Pictured from left are Charlette Blubaugh, Tom Blubaugh, Rodney Jones, Ben Kirtland and Kassie Liebsch.

Kassie Liebsch wants to be near her parents in Wisconsin.

Rodney Jones would prefer to spend the next few years in nearby Leavenworth.

Thomas Blubaugh hasn’t indicated a preference.

Just where the three co-conspirators in the KU tickets scandal will be incarcerated depends on the U.S. Bureau of Prisons. Two others are still awaiting sentencing.

“Often the defense attorney or the inmate will ask for a specific designation for whatever reason,” said Chris Burke, a spokesman for the bureau in Washington, D.C. “It is just a recommendation. We try to comply with those whenever we can, but we can’t always do it.”

Absent appeals, Liebsch, Jones and Blubaugh each will be responsible for surrendering — whether that’s to the bureau, to the U.S. Marshal’s Service or perhaps even to a specific institution — at an as-yet-unannounced time and date.

The bureau determines where, exactly, an inmate will be incarcerated after receiving documentation from the judge in the case, Burke said. The bureau does not disclose where or when an inmate will report, both for security and privacy reasons.

Liebsch, a former systems analyst at Kansas Athletics Inc. who served less than a year as leader of the department’s ticket office, has asked to be assigned to a center near her parents in Wisconsin. She made the request during her sentencing hearing in Wichita, as her parents sat in the back row of the gallery.

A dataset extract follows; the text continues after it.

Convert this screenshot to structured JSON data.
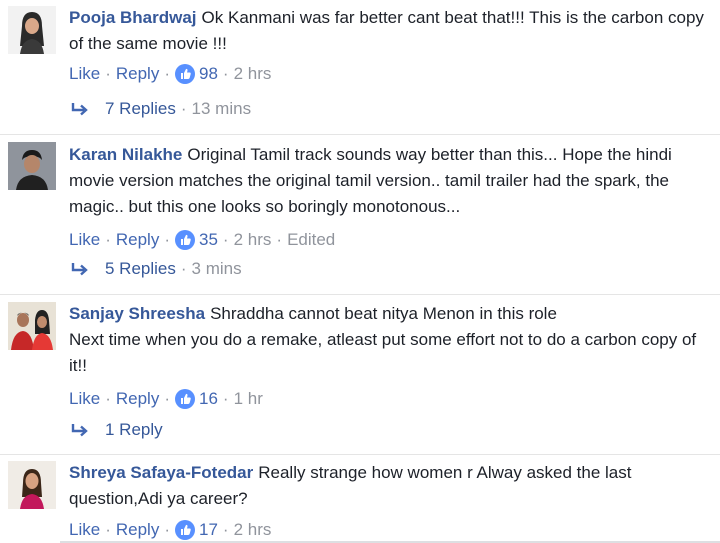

She is scheduled to spend 37 months in prison, a total that could be reduced by 15 percent for good behavior. The bureau has two camps for minimum-security female inmates in Illinois.

“I hope they can find a place,” U.S. District Judge Wesley Brown told Liebsch, who was crying during her hearing. “Good luck and take care.”

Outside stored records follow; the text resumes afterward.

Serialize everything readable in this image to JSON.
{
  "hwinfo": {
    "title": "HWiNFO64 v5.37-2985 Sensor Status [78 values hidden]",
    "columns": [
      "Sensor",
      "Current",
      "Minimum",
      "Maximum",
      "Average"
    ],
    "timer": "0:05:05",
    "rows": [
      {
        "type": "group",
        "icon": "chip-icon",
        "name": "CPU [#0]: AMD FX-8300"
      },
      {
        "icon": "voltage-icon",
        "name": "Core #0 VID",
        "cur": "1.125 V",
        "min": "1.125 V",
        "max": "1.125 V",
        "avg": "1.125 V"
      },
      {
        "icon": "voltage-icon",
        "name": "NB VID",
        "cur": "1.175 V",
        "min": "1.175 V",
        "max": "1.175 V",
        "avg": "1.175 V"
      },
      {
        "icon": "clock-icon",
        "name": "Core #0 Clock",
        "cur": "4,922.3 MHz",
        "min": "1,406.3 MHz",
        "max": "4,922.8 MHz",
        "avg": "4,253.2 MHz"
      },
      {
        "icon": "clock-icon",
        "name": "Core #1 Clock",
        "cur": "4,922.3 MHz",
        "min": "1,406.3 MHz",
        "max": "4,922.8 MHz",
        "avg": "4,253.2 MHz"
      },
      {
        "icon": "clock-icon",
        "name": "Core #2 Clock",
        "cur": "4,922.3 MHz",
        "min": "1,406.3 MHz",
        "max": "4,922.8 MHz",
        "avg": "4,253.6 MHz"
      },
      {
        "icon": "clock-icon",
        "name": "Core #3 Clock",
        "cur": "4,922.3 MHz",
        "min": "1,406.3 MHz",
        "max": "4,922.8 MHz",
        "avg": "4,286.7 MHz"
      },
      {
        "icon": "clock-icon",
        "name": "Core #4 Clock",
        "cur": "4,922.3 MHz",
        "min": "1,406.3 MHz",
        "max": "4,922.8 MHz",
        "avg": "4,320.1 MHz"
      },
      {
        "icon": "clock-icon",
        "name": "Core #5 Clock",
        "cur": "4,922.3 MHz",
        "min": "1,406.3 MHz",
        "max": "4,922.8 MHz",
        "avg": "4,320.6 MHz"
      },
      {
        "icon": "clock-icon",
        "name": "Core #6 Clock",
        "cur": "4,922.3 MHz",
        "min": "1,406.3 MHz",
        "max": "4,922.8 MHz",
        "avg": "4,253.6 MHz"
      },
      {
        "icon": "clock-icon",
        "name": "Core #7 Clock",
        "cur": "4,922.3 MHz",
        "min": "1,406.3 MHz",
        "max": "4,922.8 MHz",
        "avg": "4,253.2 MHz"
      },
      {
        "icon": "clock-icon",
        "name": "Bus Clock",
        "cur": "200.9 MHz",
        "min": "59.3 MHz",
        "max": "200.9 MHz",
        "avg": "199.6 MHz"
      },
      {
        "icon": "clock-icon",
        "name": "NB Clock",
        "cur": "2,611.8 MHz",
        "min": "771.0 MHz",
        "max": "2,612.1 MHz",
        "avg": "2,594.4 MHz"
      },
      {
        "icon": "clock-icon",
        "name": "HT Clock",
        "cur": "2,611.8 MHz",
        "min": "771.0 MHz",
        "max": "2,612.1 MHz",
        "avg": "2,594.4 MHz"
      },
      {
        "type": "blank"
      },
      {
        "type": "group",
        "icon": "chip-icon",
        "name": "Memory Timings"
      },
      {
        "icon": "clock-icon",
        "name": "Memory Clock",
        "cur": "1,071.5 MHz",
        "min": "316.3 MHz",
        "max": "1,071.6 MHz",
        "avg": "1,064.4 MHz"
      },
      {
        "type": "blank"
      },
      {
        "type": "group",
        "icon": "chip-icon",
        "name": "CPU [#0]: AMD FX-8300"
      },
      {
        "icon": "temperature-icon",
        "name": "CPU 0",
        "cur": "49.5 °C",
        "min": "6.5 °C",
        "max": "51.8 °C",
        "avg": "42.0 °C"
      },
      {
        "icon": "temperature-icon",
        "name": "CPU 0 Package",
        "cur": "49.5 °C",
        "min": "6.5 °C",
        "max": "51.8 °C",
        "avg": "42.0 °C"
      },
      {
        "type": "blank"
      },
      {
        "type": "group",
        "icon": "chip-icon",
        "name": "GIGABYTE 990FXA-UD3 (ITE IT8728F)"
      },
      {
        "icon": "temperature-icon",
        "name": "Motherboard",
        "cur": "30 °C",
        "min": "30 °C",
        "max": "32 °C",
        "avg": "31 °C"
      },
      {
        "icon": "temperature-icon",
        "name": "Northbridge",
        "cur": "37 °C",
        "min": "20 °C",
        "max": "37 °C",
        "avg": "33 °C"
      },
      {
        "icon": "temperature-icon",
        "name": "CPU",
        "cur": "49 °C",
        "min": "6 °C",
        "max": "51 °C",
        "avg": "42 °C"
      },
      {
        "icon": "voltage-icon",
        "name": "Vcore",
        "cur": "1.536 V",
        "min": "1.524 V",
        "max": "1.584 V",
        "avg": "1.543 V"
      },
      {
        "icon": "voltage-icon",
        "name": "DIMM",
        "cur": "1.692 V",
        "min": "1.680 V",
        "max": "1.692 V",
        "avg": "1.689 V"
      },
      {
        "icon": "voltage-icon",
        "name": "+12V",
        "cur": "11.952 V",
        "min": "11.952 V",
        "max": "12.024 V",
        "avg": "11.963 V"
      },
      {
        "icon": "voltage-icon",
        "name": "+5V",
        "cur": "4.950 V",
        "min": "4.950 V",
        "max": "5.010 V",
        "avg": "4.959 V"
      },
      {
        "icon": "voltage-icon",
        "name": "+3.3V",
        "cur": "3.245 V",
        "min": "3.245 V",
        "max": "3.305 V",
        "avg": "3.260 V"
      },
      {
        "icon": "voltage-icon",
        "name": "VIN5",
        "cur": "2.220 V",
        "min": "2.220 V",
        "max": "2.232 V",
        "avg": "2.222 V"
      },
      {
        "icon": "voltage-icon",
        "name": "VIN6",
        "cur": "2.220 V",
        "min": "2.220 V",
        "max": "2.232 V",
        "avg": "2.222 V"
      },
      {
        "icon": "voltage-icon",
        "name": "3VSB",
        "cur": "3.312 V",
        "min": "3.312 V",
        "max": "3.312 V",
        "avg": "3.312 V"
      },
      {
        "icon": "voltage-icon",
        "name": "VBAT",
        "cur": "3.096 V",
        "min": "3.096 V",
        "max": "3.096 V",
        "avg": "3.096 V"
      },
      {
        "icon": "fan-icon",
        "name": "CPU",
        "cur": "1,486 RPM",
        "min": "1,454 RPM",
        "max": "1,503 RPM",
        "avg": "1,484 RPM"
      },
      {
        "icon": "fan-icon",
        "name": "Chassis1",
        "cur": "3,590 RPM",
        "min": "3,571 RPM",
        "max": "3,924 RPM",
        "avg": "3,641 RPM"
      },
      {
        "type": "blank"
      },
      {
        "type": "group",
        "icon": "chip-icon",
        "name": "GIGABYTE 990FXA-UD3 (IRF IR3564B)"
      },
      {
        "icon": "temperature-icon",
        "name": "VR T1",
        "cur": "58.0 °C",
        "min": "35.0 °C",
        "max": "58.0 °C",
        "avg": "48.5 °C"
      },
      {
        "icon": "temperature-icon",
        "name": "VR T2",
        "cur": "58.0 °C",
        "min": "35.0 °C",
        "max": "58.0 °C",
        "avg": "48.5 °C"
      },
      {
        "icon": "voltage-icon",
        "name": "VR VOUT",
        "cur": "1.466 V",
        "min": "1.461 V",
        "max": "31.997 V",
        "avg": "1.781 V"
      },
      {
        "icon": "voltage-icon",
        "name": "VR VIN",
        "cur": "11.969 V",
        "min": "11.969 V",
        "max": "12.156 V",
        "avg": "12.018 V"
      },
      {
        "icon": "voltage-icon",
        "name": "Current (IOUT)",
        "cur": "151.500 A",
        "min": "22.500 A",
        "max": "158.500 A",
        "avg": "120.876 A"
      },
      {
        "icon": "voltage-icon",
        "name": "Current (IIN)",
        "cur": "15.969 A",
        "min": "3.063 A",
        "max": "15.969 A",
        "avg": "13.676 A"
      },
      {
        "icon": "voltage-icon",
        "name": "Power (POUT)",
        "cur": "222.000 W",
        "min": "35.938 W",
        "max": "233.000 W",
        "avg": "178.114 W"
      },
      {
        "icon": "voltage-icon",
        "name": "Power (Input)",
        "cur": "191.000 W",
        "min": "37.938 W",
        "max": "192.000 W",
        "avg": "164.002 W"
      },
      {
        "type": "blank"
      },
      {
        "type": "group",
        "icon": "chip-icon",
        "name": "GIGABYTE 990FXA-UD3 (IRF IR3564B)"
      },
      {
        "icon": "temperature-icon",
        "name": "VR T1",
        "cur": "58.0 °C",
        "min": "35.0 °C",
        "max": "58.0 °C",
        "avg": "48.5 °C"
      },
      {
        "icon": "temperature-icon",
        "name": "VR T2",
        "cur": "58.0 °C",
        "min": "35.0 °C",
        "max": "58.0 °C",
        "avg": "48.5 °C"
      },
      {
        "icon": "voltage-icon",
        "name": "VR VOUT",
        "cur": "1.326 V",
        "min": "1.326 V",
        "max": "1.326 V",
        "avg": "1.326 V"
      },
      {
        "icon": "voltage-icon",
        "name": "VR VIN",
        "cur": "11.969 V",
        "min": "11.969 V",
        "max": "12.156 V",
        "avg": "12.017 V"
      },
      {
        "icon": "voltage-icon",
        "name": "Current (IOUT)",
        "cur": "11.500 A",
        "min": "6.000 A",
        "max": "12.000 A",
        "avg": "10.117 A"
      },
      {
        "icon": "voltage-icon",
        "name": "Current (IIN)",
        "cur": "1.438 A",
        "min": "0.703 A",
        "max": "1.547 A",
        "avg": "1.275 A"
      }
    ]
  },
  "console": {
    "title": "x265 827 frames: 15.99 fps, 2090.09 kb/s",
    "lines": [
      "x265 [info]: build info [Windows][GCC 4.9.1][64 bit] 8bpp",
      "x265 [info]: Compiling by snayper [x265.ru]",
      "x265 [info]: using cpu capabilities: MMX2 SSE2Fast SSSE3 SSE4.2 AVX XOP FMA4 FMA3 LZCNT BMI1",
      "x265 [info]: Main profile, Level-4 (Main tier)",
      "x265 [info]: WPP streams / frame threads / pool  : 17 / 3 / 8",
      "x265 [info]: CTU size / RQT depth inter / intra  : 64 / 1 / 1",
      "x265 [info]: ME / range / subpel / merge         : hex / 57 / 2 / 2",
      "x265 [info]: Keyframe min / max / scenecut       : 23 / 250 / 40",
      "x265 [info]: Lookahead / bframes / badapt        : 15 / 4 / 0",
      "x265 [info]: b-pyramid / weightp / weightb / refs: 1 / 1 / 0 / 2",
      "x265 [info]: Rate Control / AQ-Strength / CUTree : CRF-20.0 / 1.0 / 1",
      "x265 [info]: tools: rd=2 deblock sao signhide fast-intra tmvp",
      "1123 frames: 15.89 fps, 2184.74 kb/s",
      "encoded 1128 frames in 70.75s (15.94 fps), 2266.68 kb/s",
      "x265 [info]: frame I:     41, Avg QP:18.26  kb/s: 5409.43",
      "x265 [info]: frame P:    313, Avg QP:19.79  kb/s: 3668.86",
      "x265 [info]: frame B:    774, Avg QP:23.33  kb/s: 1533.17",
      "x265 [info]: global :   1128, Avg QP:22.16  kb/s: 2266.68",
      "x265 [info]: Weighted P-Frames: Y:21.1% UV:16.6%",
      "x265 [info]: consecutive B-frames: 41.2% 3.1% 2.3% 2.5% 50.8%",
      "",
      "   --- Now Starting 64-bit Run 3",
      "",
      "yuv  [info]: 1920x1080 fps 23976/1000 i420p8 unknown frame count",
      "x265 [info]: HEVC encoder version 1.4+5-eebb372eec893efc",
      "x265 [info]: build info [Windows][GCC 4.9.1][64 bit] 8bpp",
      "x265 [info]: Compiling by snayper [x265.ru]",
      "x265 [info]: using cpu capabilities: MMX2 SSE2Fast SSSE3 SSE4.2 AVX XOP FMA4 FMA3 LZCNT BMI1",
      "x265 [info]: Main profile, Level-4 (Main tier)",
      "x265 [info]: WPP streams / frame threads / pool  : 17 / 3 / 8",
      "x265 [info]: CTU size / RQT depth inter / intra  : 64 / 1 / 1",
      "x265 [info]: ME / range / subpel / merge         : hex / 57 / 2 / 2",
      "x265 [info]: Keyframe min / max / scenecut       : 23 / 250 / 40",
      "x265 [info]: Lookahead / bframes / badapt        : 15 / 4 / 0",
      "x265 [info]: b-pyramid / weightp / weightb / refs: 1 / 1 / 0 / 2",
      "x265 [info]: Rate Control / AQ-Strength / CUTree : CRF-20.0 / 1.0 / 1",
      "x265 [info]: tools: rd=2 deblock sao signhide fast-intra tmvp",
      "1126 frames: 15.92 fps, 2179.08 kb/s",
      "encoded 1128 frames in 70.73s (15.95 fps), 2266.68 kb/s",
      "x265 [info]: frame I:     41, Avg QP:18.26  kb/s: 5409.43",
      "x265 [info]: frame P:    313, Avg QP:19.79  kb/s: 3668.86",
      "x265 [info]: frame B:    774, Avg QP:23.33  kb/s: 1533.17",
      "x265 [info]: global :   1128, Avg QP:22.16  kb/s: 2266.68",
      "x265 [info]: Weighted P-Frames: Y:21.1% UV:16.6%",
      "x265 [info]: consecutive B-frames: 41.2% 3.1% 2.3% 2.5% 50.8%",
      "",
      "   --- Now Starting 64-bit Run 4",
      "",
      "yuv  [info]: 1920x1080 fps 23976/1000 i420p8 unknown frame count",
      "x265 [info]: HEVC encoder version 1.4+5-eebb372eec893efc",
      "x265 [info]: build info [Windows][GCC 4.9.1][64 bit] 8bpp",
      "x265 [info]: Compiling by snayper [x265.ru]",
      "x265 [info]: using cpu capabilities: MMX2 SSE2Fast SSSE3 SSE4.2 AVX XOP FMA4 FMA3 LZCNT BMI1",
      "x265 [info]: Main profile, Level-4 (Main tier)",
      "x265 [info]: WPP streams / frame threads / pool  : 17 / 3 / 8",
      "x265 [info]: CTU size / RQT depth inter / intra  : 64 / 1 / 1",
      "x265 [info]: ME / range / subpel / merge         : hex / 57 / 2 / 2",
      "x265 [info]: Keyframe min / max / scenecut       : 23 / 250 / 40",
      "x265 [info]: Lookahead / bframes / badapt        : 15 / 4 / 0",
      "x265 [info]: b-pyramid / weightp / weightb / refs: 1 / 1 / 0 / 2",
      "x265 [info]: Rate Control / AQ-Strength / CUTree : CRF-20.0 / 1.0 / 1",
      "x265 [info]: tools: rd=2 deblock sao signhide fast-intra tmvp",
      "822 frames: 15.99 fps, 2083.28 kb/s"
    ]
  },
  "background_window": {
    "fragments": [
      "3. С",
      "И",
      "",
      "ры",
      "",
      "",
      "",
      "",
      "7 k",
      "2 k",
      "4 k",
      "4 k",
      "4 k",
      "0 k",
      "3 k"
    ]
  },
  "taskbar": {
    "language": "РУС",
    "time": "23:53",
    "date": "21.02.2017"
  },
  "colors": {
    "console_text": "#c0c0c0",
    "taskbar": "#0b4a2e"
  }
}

Jones, former assistant athletics director for the Williams Fund, asked Brown to help him be assigned to the federal prison camp in Leavenworth. That’s so that he could be close to friends, family and other supporters during his 46-month sentence, which could be shortened by nearly seven months for good behavior.

The camp for minimum-security inmates is the same place where NFL quarterback Michael Vick was incarcerated for his conviction on animal-abuse charges.

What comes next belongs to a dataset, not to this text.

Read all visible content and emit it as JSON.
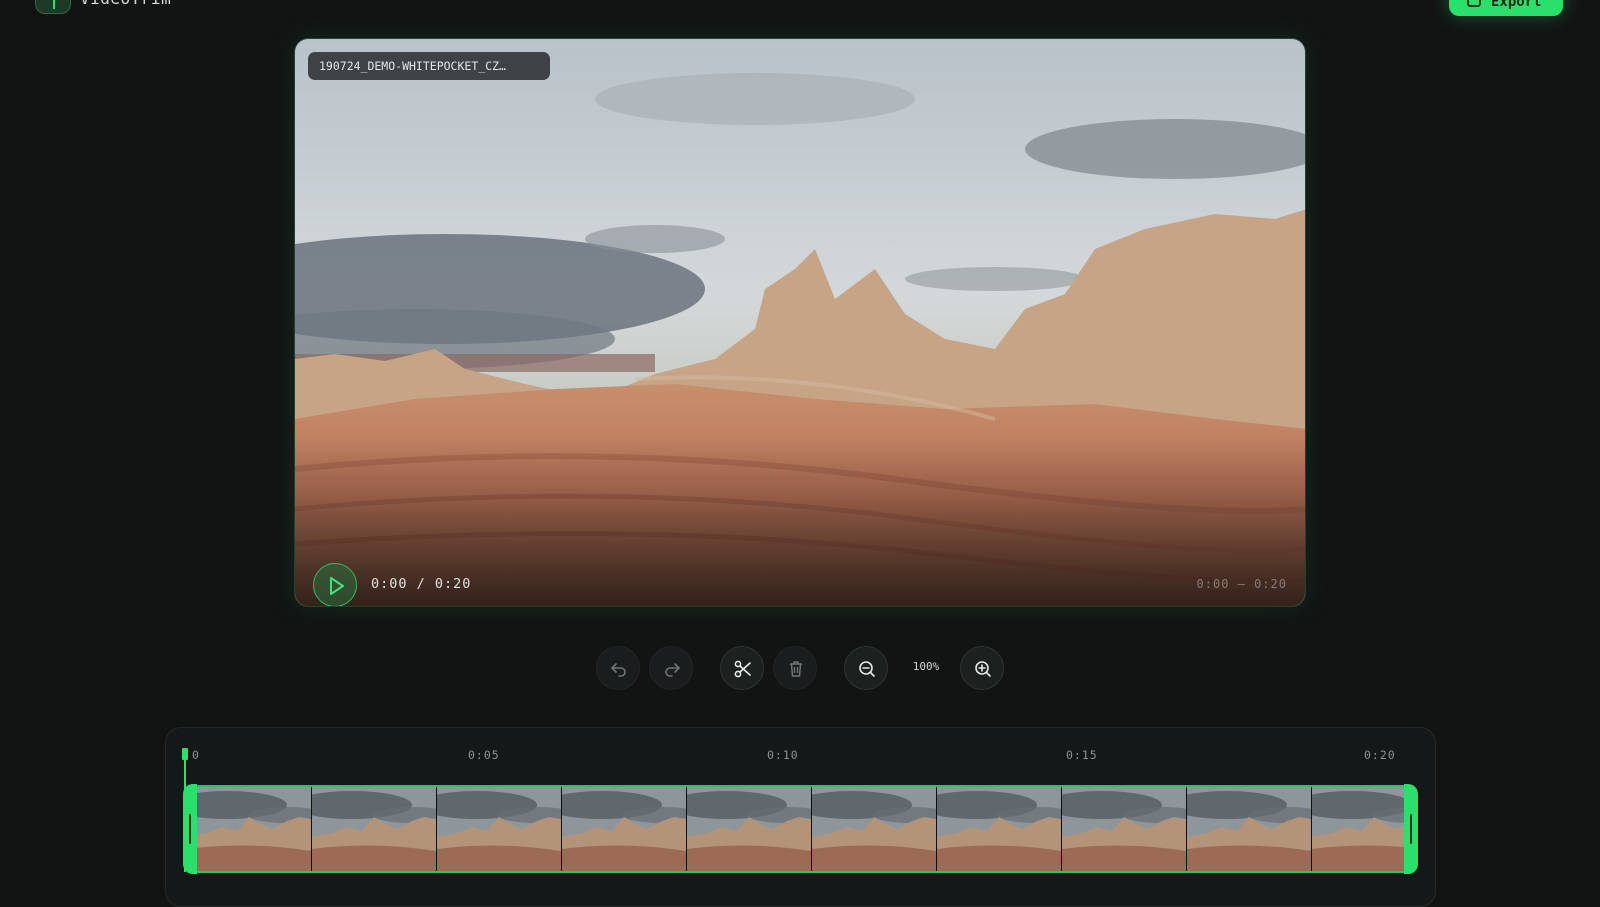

Brown reminded Jones that he actually has no control over prison assignments, saying that such duties were the responsibility solely of the Bureau of Prisons.

“It’s their job,” Brown told Jones and his attorney.

Blubaugh, a former paid consultant to Kansas Athletics, did not request a specific prison assignment. He was sentenced Monday to spend 46 months in federal custody.

Blubaugh’s wife, Charlette Blubaugh — former leader of the ticket office — is scheduled for sentencing Thursday in Wichita. Sentencing for Ben Kirtland, former associate athletics director for development, is set for May 12.